Memory Theories

Israel Rosenfield sees memory as a re-assembly of experience from "maps" and "categories". Moving even farther away from something corporeal, E. B. Bolles describes memory as a "creative living product of desire, attention, insight, and consciousness". He remarks that one of the greatest surprises of memory research is that memory is not clearly distinguishable from thought.

Karl Pribram speculates that the brain may function as a spectral analyzer—recording images by holography and distributing the information to all parts of the brain. He does not say when it starts to function.

Early function of memory is conceivable if one accepts the theory of Richard Bergland that the brain is a gland…The brain is a gland, Bergland claims, because it produces hormones, is outfitted with hormone receptors, is bathed in hormones. Hormones run up and down the fibers of individual nerves, and every activity that the brain engages in involves hormones—all over the body. Thus, the "stuff" of thought is everywhere.

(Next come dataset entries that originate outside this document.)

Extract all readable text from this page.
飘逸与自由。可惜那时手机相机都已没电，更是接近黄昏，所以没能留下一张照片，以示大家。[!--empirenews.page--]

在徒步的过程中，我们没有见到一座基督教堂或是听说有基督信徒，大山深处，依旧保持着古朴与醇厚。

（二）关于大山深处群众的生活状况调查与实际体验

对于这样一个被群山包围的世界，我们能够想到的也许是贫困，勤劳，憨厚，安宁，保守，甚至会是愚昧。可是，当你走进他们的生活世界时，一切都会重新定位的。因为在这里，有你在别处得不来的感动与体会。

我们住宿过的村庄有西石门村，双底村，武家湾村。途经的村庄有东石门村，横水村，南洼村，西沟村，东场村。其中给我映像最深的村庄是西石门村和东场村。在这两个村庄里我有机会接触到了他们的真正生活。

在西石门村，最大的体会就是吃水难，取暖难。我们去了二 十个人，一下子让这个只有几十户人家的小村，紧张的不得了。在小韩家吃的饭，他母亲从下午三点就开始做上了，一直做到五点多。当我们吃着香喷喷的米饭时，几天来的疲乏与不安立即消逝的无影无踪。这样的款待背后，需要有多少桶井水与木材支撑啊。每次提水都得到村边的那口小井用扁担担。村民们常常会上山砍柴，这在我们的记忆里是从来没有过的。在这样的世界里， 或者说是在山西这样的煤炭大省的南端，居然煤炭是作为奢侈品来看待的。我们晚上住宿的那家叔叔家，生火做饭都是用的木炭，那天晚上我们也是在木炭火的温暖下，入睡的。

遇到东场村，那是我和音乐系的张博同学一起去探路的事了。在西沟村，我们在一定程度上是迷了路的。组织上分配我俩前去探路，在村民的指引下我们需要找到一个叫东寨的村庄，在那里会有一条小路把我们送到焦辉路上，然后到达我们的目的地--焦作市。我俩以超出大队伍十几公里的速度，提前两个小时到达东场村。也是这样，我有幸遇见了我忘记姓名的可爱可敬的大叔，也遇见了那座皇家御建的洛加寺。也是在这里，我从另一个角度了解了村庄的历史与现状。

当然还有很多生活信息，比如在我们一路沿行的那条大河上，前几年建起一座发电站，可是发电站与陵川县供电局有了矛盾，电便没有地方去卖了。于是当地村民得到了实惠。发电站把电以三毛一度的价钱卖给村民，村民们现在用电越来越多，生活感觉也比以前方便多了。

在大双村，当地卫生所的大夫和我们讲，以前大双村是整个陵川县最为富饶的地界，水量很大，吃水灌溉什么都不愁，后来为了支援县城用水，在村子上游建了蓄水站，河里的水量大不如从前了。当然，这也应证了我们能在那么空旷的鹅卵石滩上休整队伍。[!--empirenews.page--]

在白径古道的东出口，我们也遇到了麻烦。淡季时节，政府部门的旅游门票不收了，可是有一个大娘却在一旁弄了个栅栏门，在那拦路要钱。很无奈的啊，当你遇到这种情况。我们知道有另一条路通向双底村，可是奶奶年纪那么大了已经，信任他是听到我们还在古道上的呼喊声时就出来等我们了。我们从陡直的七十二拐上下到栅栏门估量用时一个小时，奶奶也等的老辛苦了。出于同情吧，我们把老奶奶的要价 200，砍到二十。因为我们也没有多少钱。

Candace Pert and colleagues discovered that some sixty neuropeptides (information molecules manufactured by nerve cells), journeying to specific receptor sites, are major means of information exchange in the brain and body. Now that their locations have been mapped by radioactive molecules, it is apparent that neuropeptides connect the nervous system, endocrine system, and the immune system.

Stationary receptor sites for neuropeptides are widely scattered through the body and brain, making body-brain one vast interactional communication system. Pert discovered so many receptor sites for neuropeptides in the brainstem that she says it is, in reality, part of the limbic system, which appears to play a key role in memory. Because the brainstem is already visible at four weeks from conception…one can find here a possible basis for very early memory.

In Pert’s view, the body-brain is the physical substrate of the mind, which has yet another "immaterial substrate"—the information that is flowing around in it . This is a new way of talking about memory: the faculty that accumulates information.